The Australian Competition and Consumer Commission has approved the takeover of gas pipeline giant APA Group by a CK Infrastructure-led consortium, subject to it divesting several assets in Western Australia.
The acquisition would not alter APA’s pre-existing dominance in Australian gas transmission “in a material way”, the ACCC said, adding there was no competition between APA’s existing eastern Australian assets and those owned by CKI.
APA Group accepted an unsolicited A$13 billion ($9.2 billion; €8.0 billion) takeover offer in August, which will see APA shareholders receive A$11 per share. CK Infrastructure Holdings is leading the takeover consortium, with support from CK Asset Holdings, a separate listed entity, and Power Asset Holdings, in which CKI owns a 38.01 percent stake.
APA Group owns and operates approximately A$20 billion of energy infrastructure, including 15,148 km of transmission pipelines and 28,600 km of gas mains and pipelines. It also has interests in gas storage and processing, and gas-fired and renewable energy power generation businesses located across Australia.

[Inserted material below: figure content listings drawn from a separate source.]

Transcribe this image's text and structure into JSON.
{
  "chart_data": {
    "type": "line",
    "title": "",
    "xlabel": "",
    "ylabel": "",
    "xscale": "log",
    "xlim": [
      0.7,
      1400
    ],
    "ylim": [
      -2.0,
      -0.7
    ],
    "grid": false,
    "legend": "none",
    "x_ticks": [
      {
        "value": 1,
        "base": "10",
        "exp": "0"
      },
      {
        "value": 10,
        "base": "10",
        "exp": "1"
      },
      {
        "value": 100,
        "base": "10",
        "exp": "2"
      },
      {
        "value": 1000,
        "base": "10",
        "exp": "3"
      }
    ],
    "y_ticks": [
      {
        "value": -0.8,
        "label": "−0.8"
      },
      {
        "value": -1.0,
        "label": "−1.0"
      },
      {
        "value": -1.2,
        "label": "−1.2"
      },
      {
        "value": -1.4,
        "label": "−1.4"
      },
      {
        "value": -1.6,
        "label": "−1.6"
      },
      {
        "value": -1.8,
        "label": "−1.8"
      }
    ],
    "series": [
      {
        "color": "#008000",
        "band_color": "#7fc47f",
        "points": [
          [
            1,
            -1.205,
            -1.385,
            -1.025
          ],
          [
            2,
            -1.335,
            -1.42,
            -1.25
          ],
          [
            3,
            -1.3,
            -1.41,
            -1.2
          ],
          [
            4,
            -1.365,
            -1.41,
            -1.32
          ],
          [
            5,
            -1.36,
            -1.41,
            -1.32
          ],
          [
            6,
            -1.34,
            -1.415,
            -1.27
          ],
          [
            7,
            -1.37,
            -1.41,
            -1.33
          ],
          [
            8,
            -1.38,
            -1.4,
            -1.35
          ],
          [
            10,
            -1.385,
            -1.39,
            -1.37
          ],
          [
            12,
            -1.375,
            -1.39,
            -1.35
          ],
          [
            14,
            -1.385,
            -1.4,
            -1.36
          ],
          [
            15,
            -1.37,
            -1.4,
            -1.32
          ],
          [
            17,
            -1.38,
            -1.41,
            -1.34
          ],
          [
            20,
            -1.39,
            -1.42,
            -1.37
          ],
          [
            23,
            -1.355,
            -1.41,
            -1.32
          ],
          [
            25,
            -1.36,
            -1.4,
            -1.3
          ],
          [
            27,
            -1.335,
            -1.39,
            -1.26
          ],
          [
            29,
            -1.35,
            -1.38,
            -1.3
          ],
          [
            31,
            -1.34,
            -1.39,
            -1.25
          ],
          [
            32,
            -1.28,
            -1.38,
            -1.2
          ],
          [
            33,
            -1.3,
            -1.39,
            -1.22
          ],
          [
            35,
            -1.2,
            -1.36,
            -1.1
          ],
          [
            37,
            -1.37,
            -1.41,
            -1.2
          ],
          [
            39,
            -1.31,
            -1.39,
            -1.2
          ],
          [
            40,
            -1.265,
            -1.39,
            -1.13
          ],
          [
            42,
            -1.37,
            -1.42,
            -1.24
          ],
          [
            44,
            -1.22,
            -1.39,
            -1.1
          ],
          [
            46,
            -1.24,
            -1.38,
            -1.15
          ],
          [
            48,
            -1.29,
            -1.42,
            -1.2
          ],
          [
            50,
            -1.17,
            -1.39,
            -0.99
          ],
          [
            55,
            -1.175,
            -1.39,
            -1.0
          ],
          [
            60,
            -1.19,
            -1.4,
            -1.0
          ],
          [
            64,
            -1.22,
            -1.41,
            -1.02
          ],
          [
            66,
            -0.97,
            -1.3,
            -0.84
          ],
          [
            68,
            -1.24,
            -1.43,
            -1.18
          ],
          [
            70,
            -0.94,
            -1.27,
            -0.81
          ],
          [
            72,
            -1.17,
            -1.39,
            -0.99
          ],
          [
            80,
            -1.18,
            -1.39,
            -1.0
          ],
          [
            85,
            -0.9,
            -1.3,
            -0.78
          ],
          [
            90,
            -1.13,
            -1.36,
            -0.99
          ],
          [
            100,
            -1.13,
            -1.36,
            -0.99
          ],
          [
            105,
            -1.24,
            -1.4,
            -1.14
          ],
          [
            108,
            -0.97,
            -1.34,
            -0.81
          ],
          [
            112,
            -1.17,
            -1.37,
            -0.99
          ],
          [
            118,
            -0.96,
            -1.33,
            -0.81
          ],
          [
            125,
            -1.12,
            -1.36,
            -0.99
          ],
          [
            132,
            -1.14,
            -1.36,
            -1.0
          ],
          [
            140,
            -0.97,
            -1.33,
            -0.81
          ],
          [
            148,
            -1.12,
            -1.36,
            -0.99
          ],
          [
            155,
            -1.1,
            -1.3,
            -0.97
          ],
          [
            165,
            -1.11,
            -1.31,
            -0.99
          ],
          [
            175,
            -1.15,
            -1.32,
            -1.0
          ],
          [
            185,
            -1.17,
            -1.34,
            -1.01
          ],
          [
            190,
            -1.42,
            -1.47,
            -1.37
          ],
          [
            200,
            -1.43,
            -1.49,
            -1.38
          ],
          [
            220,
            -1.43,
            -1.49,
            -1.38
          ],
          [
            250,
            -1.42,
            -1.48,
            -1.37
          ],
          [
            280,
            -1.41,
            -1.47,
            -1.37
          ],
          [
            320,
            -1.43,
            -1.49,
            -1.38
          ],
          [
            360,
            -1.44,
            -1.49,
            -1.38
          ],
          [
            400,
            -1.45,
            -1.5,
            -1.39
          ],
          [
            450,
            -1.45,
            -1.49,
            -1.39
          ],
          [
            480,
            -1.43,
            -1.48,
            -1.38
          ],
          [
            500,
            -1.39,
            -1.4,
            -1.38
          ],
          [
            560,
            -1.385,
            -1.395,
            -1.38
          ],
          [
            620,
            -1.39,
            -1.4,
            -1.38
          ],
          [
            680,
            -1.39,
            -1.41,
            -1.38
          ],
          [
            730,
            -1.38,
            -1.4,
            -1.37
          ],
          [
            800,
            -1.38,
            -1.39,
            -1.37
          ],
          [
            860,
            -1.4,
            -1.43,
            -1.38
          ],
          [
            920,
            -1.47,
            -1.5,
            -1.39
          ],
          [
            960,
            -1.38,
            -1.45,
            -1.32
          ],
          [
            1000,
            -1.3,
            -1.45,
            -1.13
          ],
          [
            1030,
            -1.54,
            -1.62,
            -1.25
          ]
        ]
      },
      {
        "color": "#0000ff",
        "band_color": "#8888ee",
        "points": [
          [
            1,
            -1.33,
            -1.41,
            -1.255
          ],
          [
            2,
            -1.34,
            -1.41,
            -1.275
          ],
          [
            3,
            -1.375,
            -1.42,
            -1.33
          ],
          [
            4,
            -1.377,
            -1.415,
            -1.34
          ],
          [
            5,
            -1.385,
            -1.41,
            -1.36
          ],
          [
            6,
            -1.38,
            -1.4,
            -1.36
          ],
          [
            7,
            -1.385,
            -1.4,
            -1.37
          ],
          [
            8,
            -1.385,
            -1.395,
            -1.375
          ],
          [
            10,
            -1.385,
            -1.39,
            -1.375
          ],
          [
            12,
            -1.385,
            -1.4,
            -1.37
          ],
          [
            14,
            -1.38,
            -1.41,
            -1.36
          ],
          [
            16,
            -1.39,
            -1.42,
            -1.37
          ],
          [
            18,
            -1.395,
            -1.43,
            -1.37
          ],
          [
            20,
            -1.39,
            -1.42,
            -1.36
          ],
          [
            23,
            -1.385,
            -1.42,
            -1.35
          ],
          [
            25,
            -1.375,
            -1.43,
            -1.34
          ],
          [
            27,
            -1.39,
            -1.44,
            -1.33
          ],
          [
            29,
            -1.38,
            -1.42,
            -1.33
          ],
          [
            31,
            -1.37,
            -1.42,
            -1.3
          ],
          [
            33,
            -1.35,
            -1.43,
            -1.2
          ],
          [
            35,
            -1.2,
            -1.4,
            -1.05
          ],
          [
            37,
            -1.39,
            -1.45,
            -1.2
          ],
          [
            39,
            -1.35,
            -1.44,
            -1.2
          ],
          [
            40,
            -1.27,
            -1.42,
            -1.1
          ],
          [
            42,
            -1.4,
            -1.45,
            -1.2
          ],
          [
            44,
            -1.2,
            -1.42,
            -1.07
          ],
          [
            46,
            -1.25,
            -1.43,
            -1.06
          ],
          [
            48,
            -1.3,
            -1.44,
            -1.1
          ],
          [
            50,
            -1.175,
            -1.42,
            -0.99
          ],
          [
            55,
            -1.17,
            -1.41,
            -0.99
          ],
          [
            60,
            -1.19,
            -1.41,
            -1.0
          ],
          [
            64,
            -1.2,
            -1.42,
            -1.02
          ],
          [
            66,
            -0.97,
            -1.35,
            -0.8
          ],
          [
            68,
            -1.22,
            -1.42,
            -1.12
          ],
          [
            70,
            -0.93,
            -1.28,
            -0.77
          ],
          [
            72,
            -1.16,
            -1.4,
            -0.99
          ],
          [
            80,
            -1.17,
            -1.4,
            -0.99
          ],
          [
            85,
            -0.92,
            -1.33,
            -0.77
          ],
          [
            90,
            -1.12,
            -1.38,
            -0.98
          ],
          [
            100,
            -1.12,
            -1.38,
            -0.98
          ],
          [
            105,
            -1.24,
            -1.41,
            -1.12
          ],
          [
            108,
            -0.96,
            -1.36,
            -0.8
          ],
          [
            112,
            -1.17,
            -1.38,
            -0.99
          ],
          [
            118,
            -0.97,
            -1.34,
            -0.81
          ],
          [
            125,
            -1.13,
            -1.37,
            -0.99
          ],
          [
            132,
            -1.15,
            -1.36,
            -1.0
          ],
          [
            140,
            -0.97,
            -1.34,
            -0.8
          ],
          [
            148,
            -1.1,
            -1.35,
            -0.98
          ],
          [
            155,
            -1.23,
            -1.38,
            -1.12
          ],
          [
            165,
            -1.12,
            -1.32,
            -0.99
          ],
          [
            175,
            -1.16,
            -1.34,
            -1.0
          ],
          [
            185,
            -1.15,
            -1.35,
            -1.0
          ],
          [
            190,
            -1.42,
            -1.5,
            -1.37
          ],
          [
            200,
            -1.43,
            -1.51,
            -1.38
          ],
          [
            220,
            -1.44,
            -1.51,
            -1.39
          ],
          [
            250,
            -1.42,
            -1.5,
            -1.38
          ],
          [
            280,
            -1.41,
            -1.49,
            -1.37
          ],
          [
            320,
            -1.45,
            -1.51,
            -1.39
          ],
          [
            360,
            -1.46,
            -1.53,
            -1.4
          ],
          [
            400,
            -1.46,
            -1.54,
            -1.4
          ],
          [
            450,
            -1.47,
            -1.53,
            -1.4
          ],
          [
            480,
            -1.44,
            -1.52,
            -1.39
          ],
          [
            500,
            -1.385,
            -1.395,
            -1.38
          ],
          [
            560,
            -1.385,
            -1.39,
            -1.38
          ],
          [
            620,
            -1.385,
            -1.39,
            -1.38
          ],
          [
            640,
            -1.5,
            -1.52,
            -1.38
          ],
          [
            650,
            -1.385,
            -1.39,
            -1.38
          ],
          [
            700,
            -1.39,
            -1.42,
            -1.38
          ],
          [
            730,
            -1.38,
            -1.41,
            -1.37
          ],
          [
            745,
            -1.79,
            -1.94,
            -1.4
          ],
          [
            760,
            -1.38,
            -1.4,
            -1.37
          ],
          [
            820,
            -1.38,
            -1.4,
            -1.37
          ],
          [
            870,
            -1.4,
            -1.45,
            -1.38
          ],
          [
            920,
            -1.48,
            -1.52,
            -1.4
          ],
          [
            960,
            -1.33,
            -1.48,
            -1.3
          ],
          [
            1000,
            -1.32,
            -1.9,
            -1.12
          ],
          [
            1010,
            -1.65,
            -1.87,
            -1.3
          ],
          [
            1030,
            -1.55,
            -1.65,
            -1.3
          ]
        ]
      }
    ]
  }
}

CKI pledged to sell a string of APA’s gas assets in Western Australia as part of its purchase offer, including the Parmelia Gas Pipeline, the Goldfields Gas Pipeline, the Kalgoorlie to Kambalda Pipeline and the Mondarra gas storage facility. This undertaking has assuaged the ACCC’s concerns about gas transmission and storage facilities in WA, the competition watchdog said.
“The undertaking addresses these concerns and creates an opportunity for a new operator to acquire a valuable set of assets, together with the personnel needed to operate and manage the assets. This will create an operator similar in size to the CK consortium’s current operations in Western Australia,” ACCC chairman Rod Sims said.
CKI plans to divest assets in WA as a standalone business and the buyer will also require ACCC approval, with that review to focus on the purchaser’s ability to be “an effective and long-term competitor for the development of new pipelines,” Sims said.
Market observers had speculated that CKI could also be forced to divest some of APA’s more valuable eastern Australian assets, but the ACCC saw no competition concerns in that region.
The ACCC also examined the impact that vertical integration between CKI’s gas distribution assets and APA’s transmission assets (the high-capacity pipelines servicing major population centres and feeding gas into the distribution network), and found that any possible bundling or information sharing would not harm competition, partly because the gas distribution assets are regulated.
The transaction must now be approved by the Foreign Investment Review Board and the federal government’s newly-created Critical Infrastructure Centre, which works alongside FIRB to develop national security risk assessments to aid decision-making. The deal is the first to be examined by the CIC, according to Australian media reports.
FIRB approval remains a major hurdle and a refusal would not be unprecedented – new prime minister Scott Morrison blocked a joint bid from CK Infrastructure and China’s State Grid Corporation to take over New South Wales electricity distributor Ausgrid when he was treasurer in 2016 over national security concerns. CKI subsequently acquired the DUET Group, also through an unsolicited bid.
The Australian Treasury, on behalf of both FIRB and CIC, said it was unable to comment on the application of the foreign investment screening arrangements as they apply or could apply to particular cases.